EXTERNAL OCULAR MUSCLE PALSIES OCCURRING IN DIABETES MELLITUS

Author Affiliations

NEW YORK

From the Neurological Service of Dr. I. S. Wechsler and the Medical Services of the Mount Sinai Hospital, New York.

Arch NeurPsych. 1948;60(6):597-603. doi:10.1001/archneurpsyc.1948.02310060050005
Abstract

THE NEUROLOGIC complications of diabetes mellitus have been the subject of a number of reports in recent years. These have emphasized peripheral neuropathy and have related the pathogenesis mainly to metabolic disorder or to nutritional or vitamin deficiency. There is, however, growing evidence that vascular damage is an important factor.
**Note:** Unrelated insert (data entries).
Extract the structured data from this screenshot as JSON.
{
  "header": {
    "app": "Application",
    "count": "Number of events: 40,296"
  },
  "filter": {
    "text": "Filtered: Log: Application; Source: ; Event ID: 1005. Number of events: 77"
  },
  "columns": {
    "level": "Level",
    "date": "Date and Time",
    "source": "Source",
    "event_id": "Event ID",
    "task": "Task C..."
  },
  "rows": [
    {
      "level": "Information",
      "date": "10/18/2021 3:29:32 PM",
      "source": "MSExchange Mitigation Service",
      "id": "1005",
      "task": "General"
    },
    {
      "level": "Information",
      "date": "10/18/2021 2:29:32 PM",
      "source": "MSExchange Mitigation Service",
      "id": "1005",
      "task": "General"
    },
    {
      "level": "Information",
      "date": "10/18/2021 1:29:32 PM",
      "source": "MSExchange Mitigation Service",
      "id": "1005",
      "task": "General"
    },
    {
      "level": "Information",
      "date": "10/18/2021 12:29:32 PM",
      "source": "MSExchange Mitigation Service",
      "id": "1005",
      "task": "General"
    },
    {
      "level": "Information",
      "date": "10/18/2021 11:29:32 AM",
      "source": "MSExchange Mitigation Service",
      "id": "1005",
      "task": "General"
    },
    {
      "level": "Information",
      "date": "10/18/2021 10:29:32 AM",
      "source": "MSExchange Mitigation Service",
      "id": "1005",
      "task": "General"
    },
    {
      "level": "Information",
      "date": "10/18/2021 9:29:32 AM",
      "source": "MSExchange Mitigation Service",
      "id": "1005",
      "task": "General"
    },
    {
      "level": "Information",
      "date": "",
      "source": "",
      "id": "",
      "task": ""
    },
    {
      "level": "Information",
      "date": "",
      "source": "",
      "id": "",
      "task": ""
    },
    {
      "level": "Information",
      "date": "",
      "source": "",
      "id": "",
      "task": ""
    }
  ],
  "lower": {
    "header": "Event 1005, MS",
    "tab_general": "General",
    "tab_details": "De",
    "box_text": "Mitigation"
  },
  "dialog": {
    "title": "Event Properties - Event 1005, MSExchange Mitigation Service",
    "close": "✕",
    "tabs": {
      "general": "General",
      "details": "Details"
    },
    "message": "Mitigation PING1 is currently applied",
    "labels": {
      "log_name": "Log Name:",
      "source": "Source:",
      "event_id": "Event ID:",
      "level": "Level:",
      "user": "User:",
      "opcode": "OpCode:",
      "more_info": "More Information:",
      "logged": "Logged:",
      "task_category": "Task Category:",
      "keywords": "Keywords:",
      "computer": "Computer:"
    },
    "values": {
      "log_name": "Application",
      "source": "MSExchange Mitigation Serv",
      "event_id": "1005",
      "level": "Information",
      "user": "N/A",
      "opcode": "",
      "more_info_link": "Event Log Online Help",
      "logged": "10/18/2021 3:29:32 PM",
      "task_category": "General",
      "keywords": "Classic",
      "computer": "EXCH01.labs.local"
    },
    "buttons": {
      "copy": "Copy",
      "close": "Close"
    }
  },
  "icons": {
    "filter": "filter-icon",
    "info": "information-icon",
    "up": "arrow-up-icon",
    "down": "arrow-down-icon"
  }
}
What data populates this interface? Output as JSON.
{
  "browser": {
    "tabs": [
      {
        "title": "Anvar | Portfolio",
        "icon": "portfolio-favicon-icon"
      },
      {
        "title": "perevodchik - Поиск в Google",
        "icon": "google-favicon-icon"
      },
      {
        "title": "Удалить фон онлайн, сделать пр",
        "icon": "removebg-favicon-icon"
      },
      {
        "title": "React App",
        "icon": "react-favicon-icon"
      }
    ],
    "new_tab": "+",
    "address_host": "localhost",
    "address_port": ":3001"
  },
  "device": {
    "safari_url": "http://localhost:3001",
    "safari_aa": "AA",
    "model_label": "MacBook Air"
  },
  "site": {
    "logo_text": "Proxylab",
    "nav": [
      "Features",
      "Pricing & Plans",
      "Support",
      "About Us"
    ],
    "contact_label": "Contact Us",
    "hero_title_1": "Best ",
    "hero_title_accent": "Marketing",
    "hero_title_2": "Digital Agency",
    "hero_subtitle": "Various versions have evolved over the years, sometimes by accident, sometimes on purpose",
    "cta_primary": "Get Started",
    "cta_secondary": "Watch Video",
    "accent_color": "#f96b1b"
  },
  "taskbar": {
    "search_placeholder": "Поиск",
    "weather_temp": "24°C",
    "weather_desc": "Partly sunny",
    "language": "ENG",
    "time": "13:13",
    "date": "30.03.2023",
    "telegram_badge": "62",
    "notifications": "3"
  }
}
One of us (H. D.1) noted retinal hemorrhages in 200 patients with diabetes of up to twenty-five years' duration, while other forms of vascular disease, such as hypertension and/or albuminuria, were present in half of the group. The central nervous system does not escape in this generalized process. The classic syndrome of occlusion of the posterior inferior cerebellar artery occurs characteristically in diabetes, and pupillary abnormalities are common manifestations. This report describes the ocular palsies seen in 14 diabetic patients, all of whom showed evidence of vascular damage.